Facette d'Henri Verneuil que je ne connaissais pas : la comédie dramatique très classique des années 50, assez éloignée de tous les registres impliquant Gabin, Belmondo, Fernandel et autres Dewaere. Charles Boyer a 20 ans de plus que chez Leo McCarey dans "Elle et lui" et ne jouit plus de cette aura de séducteur face à Michèle Morgan qui en a également 20 de plus que chez Carné ou Grémillon dans "Le Quai des brumes" ou "Remorques" — mais elle s'en sort un peu mieux, grâce à son personnage. En toile de fond, on remarque la présence appuyée d'Arletty en femme de général au bord de la caricature.
Le récit est très lourdement circonscrit au cadre des prémices de la Première Guerre mondiale et se terminera d'ailleurs sur un journal glissé sous une porte avec l’annonce de l’assassinat de l'archiduc d’Autriche à la fin juillet 1914 et sur la proclamation de Jules Guesde selon laquelle "Jamais, jamais, jamais » l’Allemagne ne déclarera la guerre à la France." Boyer est un quinquagénaire sans fortune mais qui a conservé une certaine élégance, le rôle-titre qui sert dans un premier temps d'entremetteur pour un ami afin de séduire la belle Jacqueline, mais patatras il tombe amoureux d'elle et réciproquement (car elle le croît fortuné) : disons que le potentiel de surprise s'est grandement atténué avec le temps. Son élève, trahi dans un premier temps et en pleine reconquête ensuite, n'est pas d'un charisme immanent.
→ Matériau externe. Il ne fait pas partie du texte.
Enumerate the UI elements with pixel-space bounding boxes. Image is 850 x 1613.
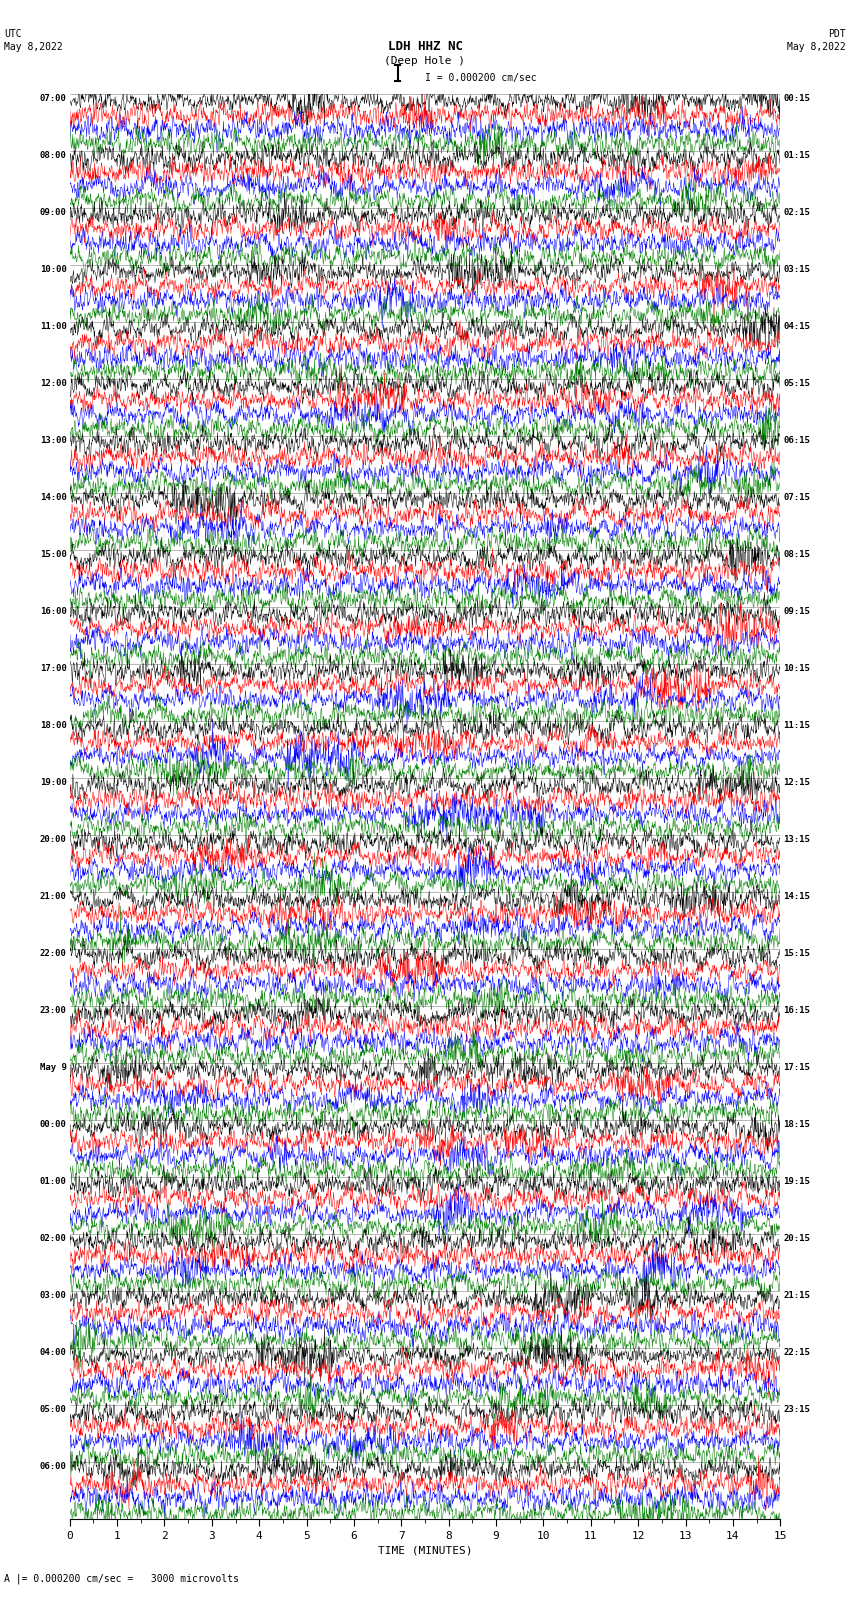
Text: (Deep Hole ): (Deep Hole ) bbox=[384, 56, 466, 66]
Text: 17:15: 17:15 bbox=[783, 1063, 810, 1073]
Text: 16:00: 16:00 bbox=[40, 606, 67, 616]
Text: 07:15: 07:15 bbox=[783, 494, 810, 502]
Text: 16:15: 16:15 bbox=[783, 1007, 810, 1015]
Text: 22:00: 22:00 bbox=[40, 948, 67, 958]
Text: 18:00: 18:00 bbox=[40, 721, 67, 731]
Text: 23:00: 23:00 bbox=[40, 1007, 67, 1015]
Text: A |= 0.000200 cm/sec =   3000 microvolts: A |= 0.000200 cm/sec = 3000 microvolts bbox=[4, 1573, 239, 1584]
Text: 22:15: 22:15 bbox=[783, 1348, 810, 1357]
Text: 01:00: 01:00 bbox=[40, 1177, 67, 1186]
Text: 07:00: 07:00 bbox=[40, 94, 67, 103]
Text: 18:15: 18:15 bbox=[783, 1119, 810, 1129]
Text: 00:00: 00:00 bbox=[40, 1119, 67, 1129]
X-axis label: TIME (MINUTES): TIME (MINUTES) bbox=[377, 1545, 473, 1555]
Text: 04:15: 04:15 bbox=[783, 321, 810, 331]
Text: 12:00: 12:00 bbox=[40, 379, 67, 387]
Text: 05:15: 05:15 bbox=[783, 379, 810, 387]
Text: 13:15: 13:15 bbox=[783, 836, 810, 844]
Text: 10:00: 10:00 bbox=[40, 265, 67, 274]
Text: 19:15: 19:15 bbox=[783, 1177, 810, 1186]
Text: 05:00: 05:00 bbox=[40, 1405, 67, 1415]
Text: 20:00: 20:00 bbox=[40, 836, 67, 844]
Text: 02:00: 02:00 bbox=[40, 1234, 67, 1244]
Text: 04:00: 04:00 bbox=[40, 1348, 67, 1357]
Text: 09:00: 09:00 bbox=[40, 208, 67, 216]
Text: LDH HHZ NC: LDH HHZ NC bbox=[388, 40, 462, 53]
Text: 15:00: 15:00 bbox=[40, 550, 67, 558]
Text: UTC: UTC bbox=[4, 29, 22, 39]
Text: 13:00: 13:00 bbox=[40, 436, 67, 445]
Text: 02:15: 02:15 bbox=[783, 208, 810, 216]
Text: 14:15: 14:15 bbox=[783, 892, 810, 902]
Text: 10:15: 10:15 bbox=[783, 665, 810, 673]
Text: 20:15: 20:15 bbox=[783, 1234, 810, 1244]
Text: 03:00: 03:00 bbox=[40, 1292, 67, 1300]
Text: May 8,2022: May 8,2022 bbox=[787, 42, 846, 52]
Text: 21:00: 21:00 bbox=[40, 892, 67, 902]
Text: 11:15: 11:15 bbox=[783, 721, 810, 731]
Text: 19:00: 19:00 bbox=[40, 777, 67, 787]
Text: 23:15: 23:15 bbox=[783, 1405, 810, 1415]
Text: 09:15: 09:15 bbox=[783, 606, 810, 616]
Text: PDT: PDT bbox=[828, 29, 846, 39]
Text: 17:00: 17:00 bbox=[40, 665, 67, 673]
Text: May 9: May 9 bbox=[40, 1063, 67, 1073]
Text: 08:00: 08:00 bbox=[40, 150, 67, 160]
Text: 01:15: 01:15 bbox=[783, 150, 810, 160]
Text: 15:15: 15:15 bbox=[783, 948, 810, 958]
Text: May 8,2022: May 8,2022 bbox=[4, 42, 63, 52]
Text: 14:00: 14:00 bbox=[40, 494, 67, 502]
Text: 00:15: 00:15 bbox=[783, 94, 810, 103]
Text: I = 0.000200 cm/sec: I = 0.000200 cm/sec bbox=[425, 73, 536, 82]
Text: 08:15: 08:15 bbox=[783, 550, 810, 558]
Text: 21:15: 21:15 bbox=[783, 1292, 810, 1300]
Text: 06:15: 06:15 bbox=[783, 436, 810, 445]
Text: 06:00: 06:00 bbox=[40, 1463, 67, 1471]
Text: 12:15: 12:15 bbox=[783, 777, 810, 787]
Text: 11:00: 11:00 bbox=[40, 321, 67, 331]
Text: 03:15: 03:15 bbox=[783, 265, 810, 274]
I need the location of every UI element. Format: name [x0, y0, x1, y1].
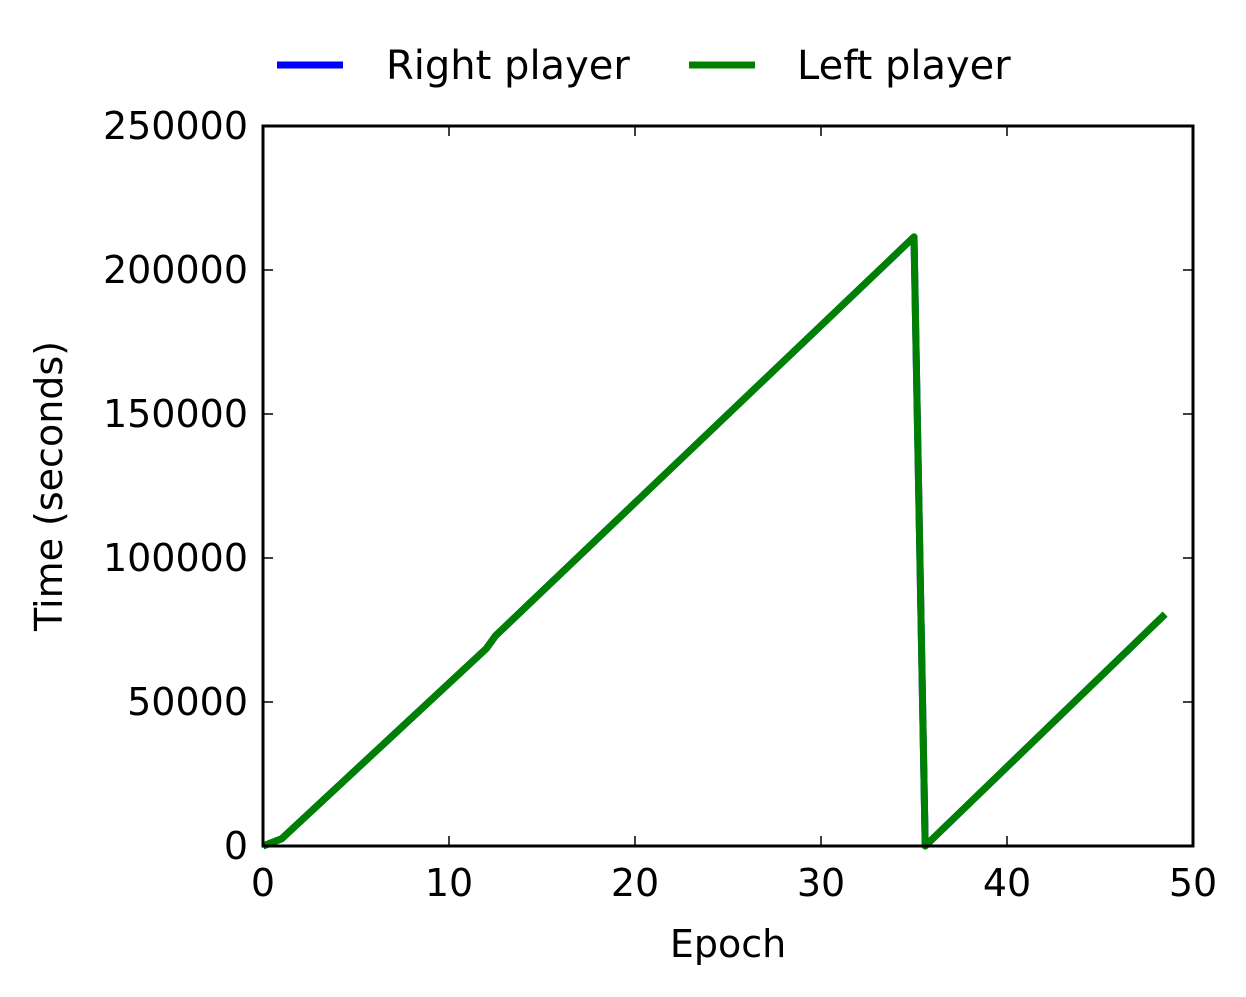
- legend-label-2: Left player: [797, 43, 1011, 89]
- legend-label-1: Right player: [386, 43, 630, 89]
- x-tick-label: 0: [251, 861, 275, 905]
- series-line-1: [261, 233, 1168, 850]
- series-layer: [261, 233, 1168, 850]
- x-tick-label: 20: [611, 861, 659, 905]
- axes-frame: [261, 124, 1195, 848]
- x-tick-label: 50: [1169, 861, 1217, 905]
- y-tick-label: 100000: [103, 536, 248, 580]
- x-tick-label: 10: [425, 861, 473, 905]
- series-line-2: [261, 233, 1168, 850]
- y-axis-title: Time (seconds): [27, 341, 71, 632]
- y-tick-label: 200000: [103, 248, 248, 292]
- y-tick-label: 50000: [127, 680, 248, 724]
- y-tick-label: 250000: [103, 104, 248, 148]
- ticks: 0 10 20 30 40 50 0 50000 100000 150000 200000 25000…: [103, 104, 1217, 905]
- legend: Right player Left player: [277, 43, 1011, 89]
- y-tick-label: 0: [224, 824, 248, 868]
- x-tick-label: 40: [983, 861, 1031, 905]
- x-tick-label: 30: [797, 861, 845, 905]
- x-axis-title: Epoch: [670, 922, 786, 966]
- y-tick-label: 150000: [103, 392, 248, 436]
- plot-area: 0 10 20 30 40 50 0 50000 100000 150000 200000 25000…: [103, 104, 1217, 905]
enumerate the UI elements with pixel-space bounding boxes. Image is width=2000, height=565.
C'est un film tout en dialogues ciselés, certes très élégants, mais qui manquent tout de même du soupçon de spontanéité pour rendre l'ensemble fluide et sans accroc. La description de Paris à la fin de la Belle Époque, dans cette fin du XIX pas encore tout à fait évanoui, est plus intéressante que le sujet romantico-dramatique.